Eine Antwort auf die Frage nach Gewalt
Diese Antwort wird meiner Meinung nach hier gut skizziert. Autor Florian Hauschild setzt auf Wortgewalt und zivilen Ungehorsam, denn das System funktioniert nur, weil die Menschen daran glaubten, dass es funktioniert. Deshalb sei es unsere Aufgabe aufzuklären und somit das nicht gerechtfertigte Vertrauen in das System zu zerstören:
„Der Weg zur konsensorientierten Gesellschaft führt zweifellos über den argumentativen Konflikt. Diesen haben wir nun zu führen. Stück für Stück verüben wir somit ideelle Attentate auf die bestehenden Wirklichkeiten in den Köpfen manipulierter, systemtreuer Mitmenschen. Wir tun dies genau solange, bis diese Menschen ebenfalls bereit sind anzuerkennen, dass es so nicht weitergeht und sich selbst daran beteiligen Fragen zu stellen. Diese Fragen setzen dann einen demokratischen Prozess der Meinungsbildung und Entscheidungsfindung in Gang.“
Occupy hält es im Gegensatz zur Freitag-Autorin sehr wohl für möglich, den Lauf der Dinge zu stören. Die Aktivisten bauen nicht einfach ihre Zelte ab und geben sich der harten Realität geschlagen. Der Protest ist nicht gescheitert und er wird weiter gehen – friedlich und argumentativ.

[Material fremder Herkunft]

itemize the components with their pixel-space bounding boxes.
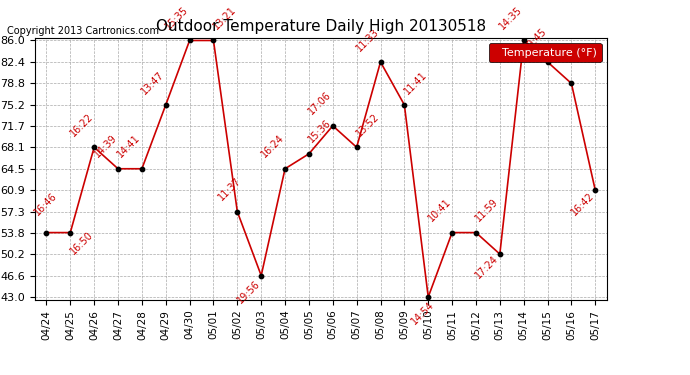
Text: 15:35: 15:35: [164, 4, 190, 32]
Text: 11:59: 11:59: [473, 197, 500, 223]
Point: [542, 59, 553, 65]
Text: 11:41: 11:41: [402, 69, 428, 96]
Text: 16:50: 16:50: [68, 230, 95, 256]
Point: [304, 151, 315, 157]
Text: 16:24: 16:24: [259, 133, 286, 160]
Point: [256, 273, 267, 279]
Point: [590, 187, 601, 193]
Text: 11:37: 11:37: [216, 176, 243, 203]
Text: 11:33: 11:33: [355, 26, 381, 53]
Text: 16:22: 16:22: [68, 111, 95, 138]
Point: [375, 59, 386, 65]
Point: [208, 38, 219, 44]
Point: [279, 166, 290, 172]
Point: [399, 102, 410, 108]
Text: 15:36: 15:36: [306, 118, 333, 145]
Point: [184, 38, 195, 44]
Point: [137, 166, 148, 172]
Point: [518, 38, 529, 44]
Text: 19:56: 19:56: [235, 279, 262, 305]
Text: 13:21: 13:21: [211, 5, 238, 32]
Text: 17:24: 17:24: [473, 254, 500, 281]
Text: 13:47: 13:47: [139, 69, 166, 96]
Text: 14:35: 14:35: [497, 5, 524, 32]
Text: 16:42: 16:42: [569, 190, 596, 217]
Point: [232, 209, 243, 215]
Point: [88, 144, 99, 150]
Point: [112, 166, 124, 172]
Point: [446, 230, 457, 236]
Text: 16:46: 16:46: [32, 191, 59, 217]
Text: 10:41: 10:41: [426, 197, 453, 223]
Text: 17:06: 17:06: [306, 90, 333, 117]
Text: 14:54: 14:54: [409, 300, 436, 327]
Point: [41, 230, 52, 236]
Point: [65, 230, 76, 236]
Title: Outdoor Temperature Daily High 20130518: Outdoor Temperature Daily High 20130518: [156, 18, 486, 33]
Point: [471, 230, 482, 236]
Point: [566, 81, 577, 87]
Point: [423, 294, 434, 300]
Point: [160, 102, 171, 108]
Text: 14:39: 14:39: [92, 133, 119, 160]
Point: [494, 251, 505, 257]
Point: [327, 123, 338, 129]
Text: 13:52: 13:52: [355, 111, 381, 138]
Point: [351, 144, 362, 150]
Text: Copyright 2013 Cartronics.com: Copyright 2013 Cartronics.com: [7, 26, 159, 36]
Text: 14:41: 14:41: [116, 133, 142, 160]
Text: 09:45: 09:45: [522, 26, 548, 53]
Legend: Temperature (°F): Temperature (°F): [489, 43, 602, 62]
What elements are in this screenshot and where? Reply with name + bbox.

„Aber die Realität hat uns so gut erzogen, dass wir die Fähigkeit zu träumen blockieren und einer Idee überhaupt etwas zutrauen. […] Niemand traut sich die Möglichkeit einer offensichtlichen Lösung zu.“
Ich hoffe, dass wir noch träumen können. Dass wir Lösungen finden können und das Selbstvertrauen haben, diese umzusetzen und dem System entgegenzustellen. Versuch’s mal anders!
Zum Anschauen:
Occupy doch nicht tot? (Interview mit Erik Buhn von Occupy Frankfurt)
Super Artikel!
Genau das ist der Weg!
Ohne Gewalt!
Wie du schon richtig beschrieben hast, würde das nur nach hinten los gehen.
Ein toller Vortrag zum Thema (ohne Gewalt kämpfen) auch hier: http://www.ted.com/talks/scilla_elworthy_fighting_with_non_violence.html
Sehr inspirierend, wie ich finde.
…nagut, der Vortrag passt jetzt nicht 100%ig zum Thema Gewalt. Ich finde aber, dass wenn die von den Männern im Hintergrund gesteuerte Exekutive die friedliche Demonstration niedermachen will (natürlich mit Gewalt), das Video ab 4:32min ein tolles Beispiel abgibt, wie man dieser Gewalt entgegnen kann.
Darüber, dass Gewalt kaum eine Lösung sein kann, dürfte ja Einigkeit herrschen. Ob man dagegen mit Sitzblockaden und Camps die Welt verändern kann? Wohl nicht direkt, aber man kann auf seine Ansichten aufmerksam machen, Verbündete gewinnen (oder eben auch Gegner).
Für mich, von Außen betrachtet, scheint sich die Occupy-Bewegung früher oder später der gleichen Herausforderung stellen zu müssen, wie vor einigen Jahrzehnten die 68er: Der Marsch durch die Institutionen, um eben jene zu verändern. (Bleibt zu hoffen, dass sie dabei weniger ihrer Ideale aufgeben, als es die 68er getan haben.)